The meme exaggerates to hit that humorous nerve, but it’s rooted in truth. ComputerScienceEducation often emphasizes breadth and theory, whereas the average student expectation is more narrow and practical. The result? A lot of stunned undergrads. It’s funny to seasoned devs because we recognize our younger selves in Pepe. We remember that naive enthusiasm for coding colliding with the brick wall of formal languages and hardware design. “It’s not all writing cool code, kiddo,” the curriculum effectively tells you, “there’s a whole universe under the hood.” The top panel’s crossed arms and stern looks say “we’re not impressed by your enthusiasm alone.” You have to earn your stripes by grappling with the tough stuff. In meme terms, CS fundamentals are the mini-bosses you must defeat to get to the treasure (the degree, the cool projects, the bragging rights). And once you do, it’s oddly satisfying – though at the time you’re just a frog on the floor crying over spilled fries.

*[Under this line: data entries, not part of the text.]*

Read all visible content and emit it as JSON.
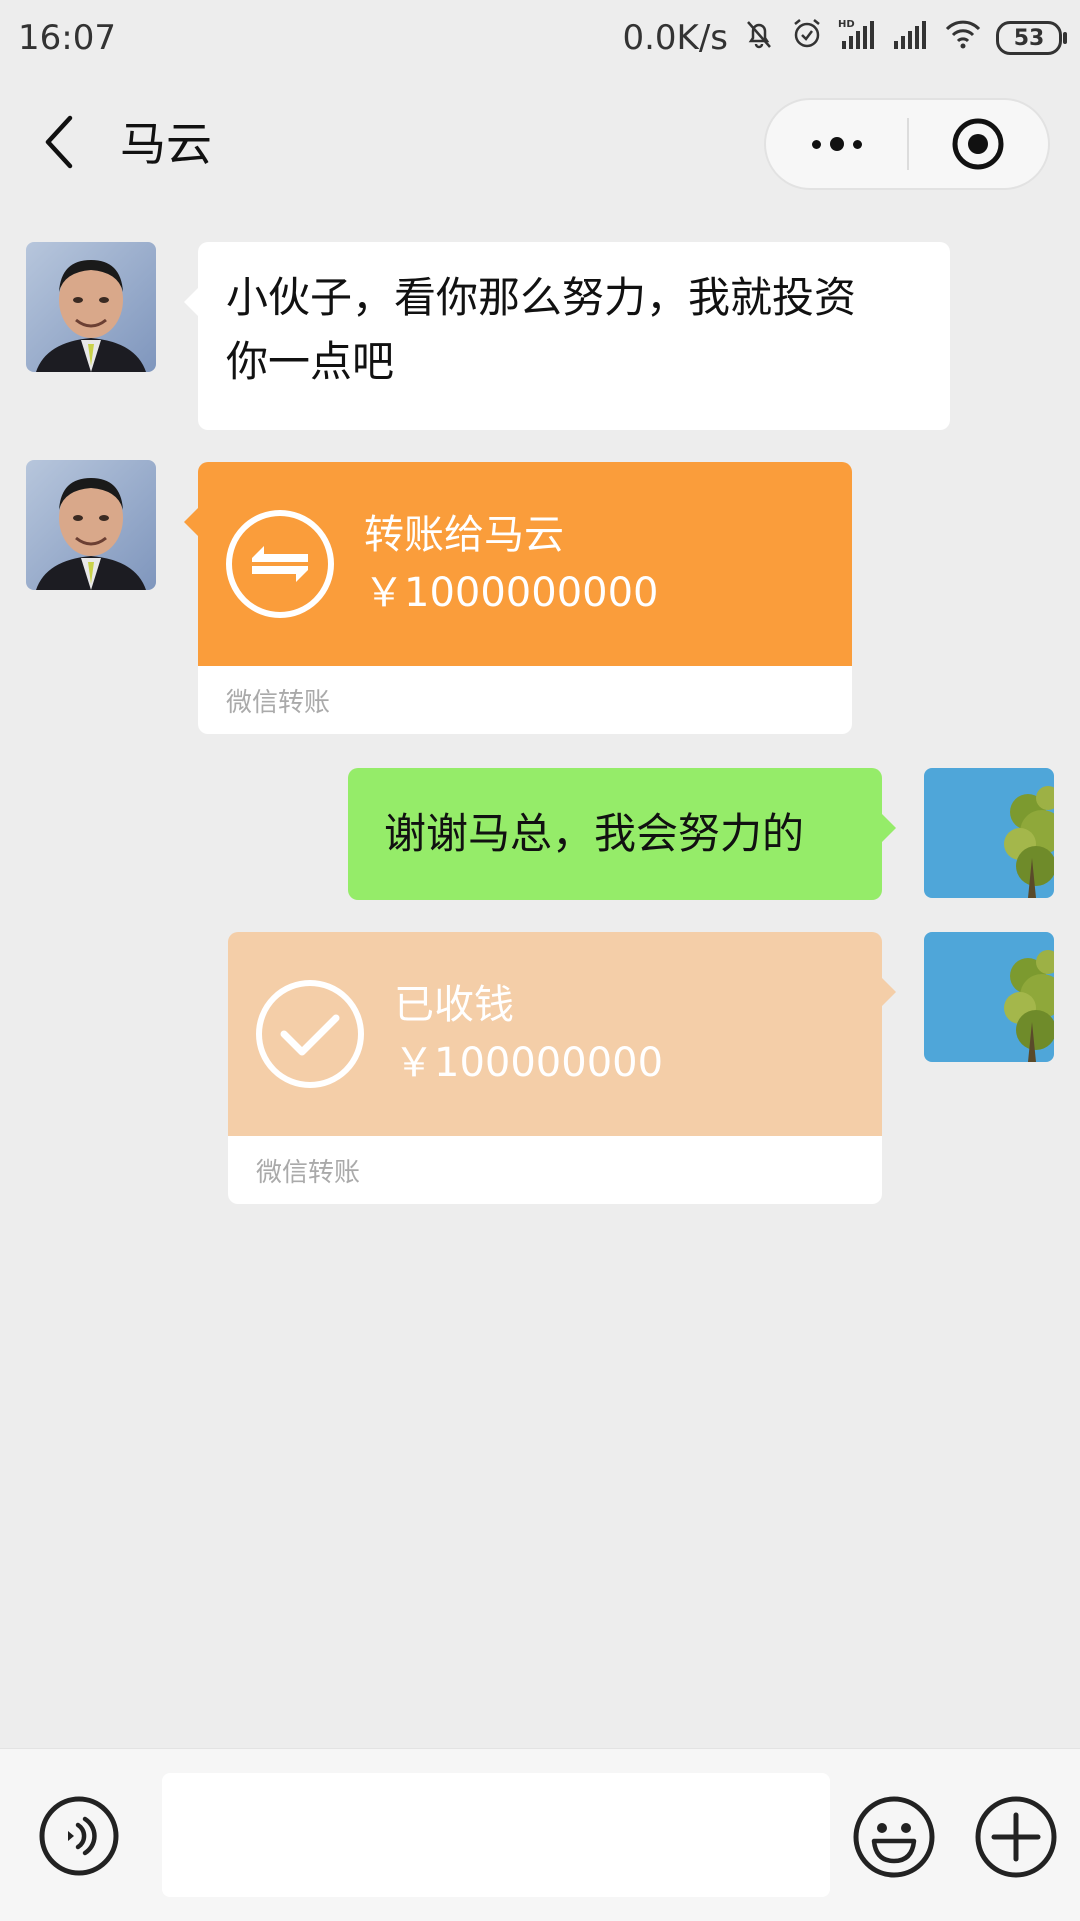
{
  "status_bar": {
    "time": "16:07",
    "network_speed": "0.0K/s",
    "icons": [
      "mute-bell-icon",
      "alarm-icon",
      "hd-signal-icon",
      "signal-icon",
      "wifi-icon"
    ],
    "battery": "53"
  },
  "nav": {
    "title": "马云",
    "back_icon": "chevron-left-icon",
    "more_icon": "more-dots-icon",
    "close_icon": "target-circle-icon"
  },
  "messages": [
    {
      "side": "left",
      "type": "text",
      "text_line1": "小伙子，看你那么努力，我就投资",
      "text_line2": "你一点吧"
    },
    {
      "side": "left",
      "type": "transfer",
      "title": "转账给马云",
      "amount": "￥1000000000",
      "footer": "微信转账",
      "color": "#fa9d3b"
    },
    {
      "side": "right",
      "type": "text",
      "text": "谢谢马总，我会努力的",
      "color": "#95ec69"
    },
    {
      "side": "right",
      "type": "transfer",
      "title": "已收钱",
      "amount": "￥100000000",
      "footer": "微信转账",
      "color": "#f4cea8"
    }
  ],
  "input_bar": {
    "placeholder": "",
    "voice_icon": "voice-icon",
    "emoji_icon": "emoji-icon",
    "plus_icon": "plus-icon"
  }
}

Level 4: From NAND to Turing

At the most foundational levels of computer science, these intimidating courses represent the pillars of computation from hardware physics up to abstract theory. The meme labels each stern-faced figure with a core subject—Microprocessors, Automata Theory, and Engineering Physics—which correspond to different layers of how computers work. This is essentially the entire stack of computing laid bare: from electrons flowing through circuits, to bits flipping in a CPU, all the way to the mathematical limits of what can be computed. No wonder a student who "just likes programming" might feel overwhelmed; they're being shown the full iceberg beneath the tip of coding.

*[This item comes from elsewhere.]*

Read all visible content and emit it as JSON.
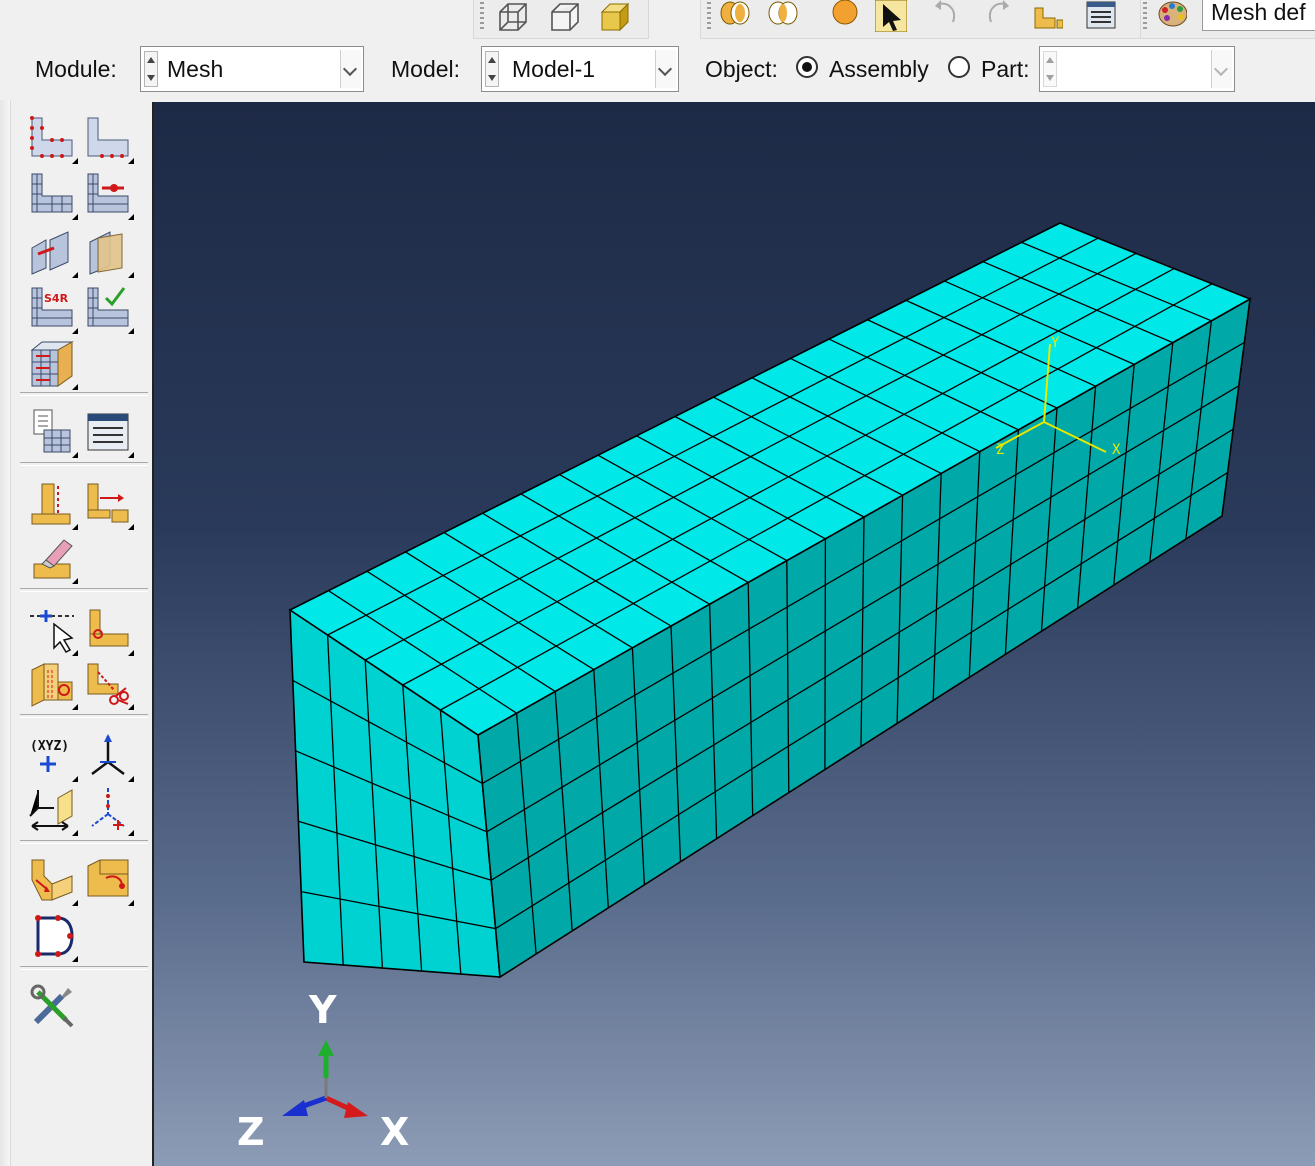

Let's break down these towers of theory and tech: Automata Theory dives into the mathematical models of computation. It’s where you meet things like finite state machines, pushdown automata, and the legendary Turing machine. These aren’t sci-fi robots, but abstract machines that help us understand what logic can be automated. In Automata Theory class, you’ll prove things like which problems are decidable (can be solved by an algorithm) and explore the hierarchy of formal languages (thanks to Noam Chomsky’s work on grammars). It’s heady stuff: one day you're coding a fun game, next day you’re pondering the Halting Problem or using the pumping lemma to show a language isn’t regular. This theory is crucial for designing compilers, interpreters, and understanding why some problems are impossible to compute at all. It’s deep computer science: Alan Turing back in 1936 imagined an infinite-tape machine (the Turing machine) to define computing itself, and that legacy lives on in this course. For a student, though, being asked to construct a formal proof about an automaton can feel like being dropped into an alternate universe of symbols and Greek letters, far from the straightforward joy of writing code that “does something cool”.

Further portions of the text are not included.